Inviato 31 May 2010 - 09:15:39


Questo intervento dovrebbe rientrare nel piú vasto argomento delle paroline canaglia, ma forse conviene aprire un capitolo apposito.
Mi sono sempre chiesto se l' uso dell' articolo davanti ai nomi in italiano costituisca una difficoltà per chi è di madrelingua romena.

Nelle lingue neolatine italiana, francese, spagnola, portoghese, ecc., sono scomparse le declinazioni latine dei nomi; o meglio, ne rimangono dei residuati, costituiti dalle sole due desinenze, una per il singolare ed una per il plurale.
Quest' uso arrivò soprattutto sotto l'influsso delle lingue germaniche e costituí una notevole semplificazione dell' idioma "popolare".
In queste lingue, al posto delle declinazioni con le desinenze in fondo, comparvero gli articoli davanti ai nomi.

Il Romeno invece mantiene in buona parte le declinazioni. Anzi per essere piú precisi, pure nel Romeno sono scomparse le declinazioni latine; ma ne sono apparse delle altre.
In realtà mi par di capire che le nuove desinenze deriverebbero dalle varie forme dell' aggettivo dimostrativo "ille, illa, illud", che significa quello, quella.
Ad. esempio "medicilor" da "medici illorum", etc. Ma correggetemi se sbaglio...

Ebbene, nella lingua volgare italiana, come articolo determinativo non si presero gli articoli germanici del tipo die, der, das; ma si utilizzò guardacaso l' aggettivo dimostrativo "ille"; lo stesso del romeno. Insomma, tutto il mondo è paese. Di fatto l' articolo è piú o meno la stessa cosa delle desinenze romene; solo che il romeno lo mette dopo il nome e glielo attacca, mentre l' italiano e le altre lingue romanze lo pongono davanti. In fin dei conti cambia solo il posto.
Piú si approfondisce lo studio delle due lingue, piú si trovano somiglianze ed elementi comuni.

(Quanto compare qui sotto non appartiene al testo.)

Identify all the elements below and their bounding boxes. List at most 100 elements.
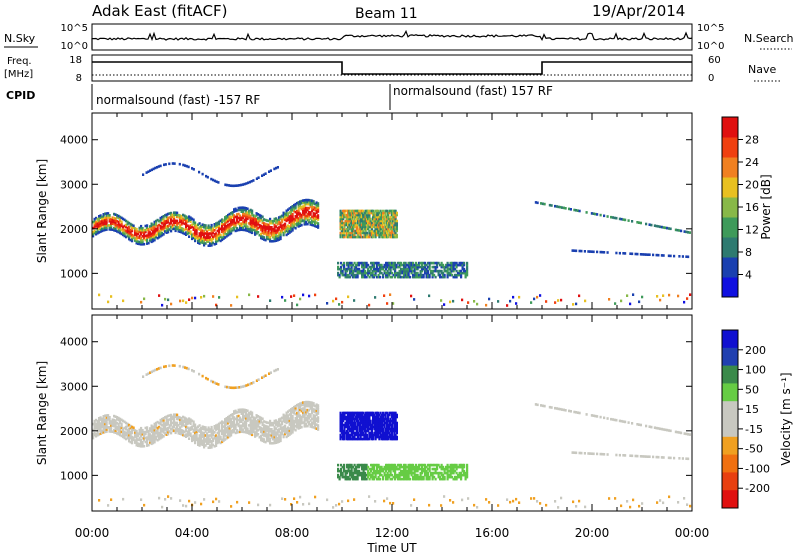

Cosí gli articoli determinativi (il, lo, la, i, gli, le) combinati con le preposizioni, ci danno le preposizioni articolate, che ci tornano utili per introdurre tutti i vari complementi (nello, sugli, coi, del, dalle, alla, oppure, senza fusione: per i, tra gli, con la, fra le, sopra lo, ecc.).
Cosa analoga si fa nel Romeno, utilizzando le desinenze dopo i nomi e le preposizioni davanti (de, la, ecc.). Quindi in  teoria non dovrebbe essere difficile passare da un sistema all' altro.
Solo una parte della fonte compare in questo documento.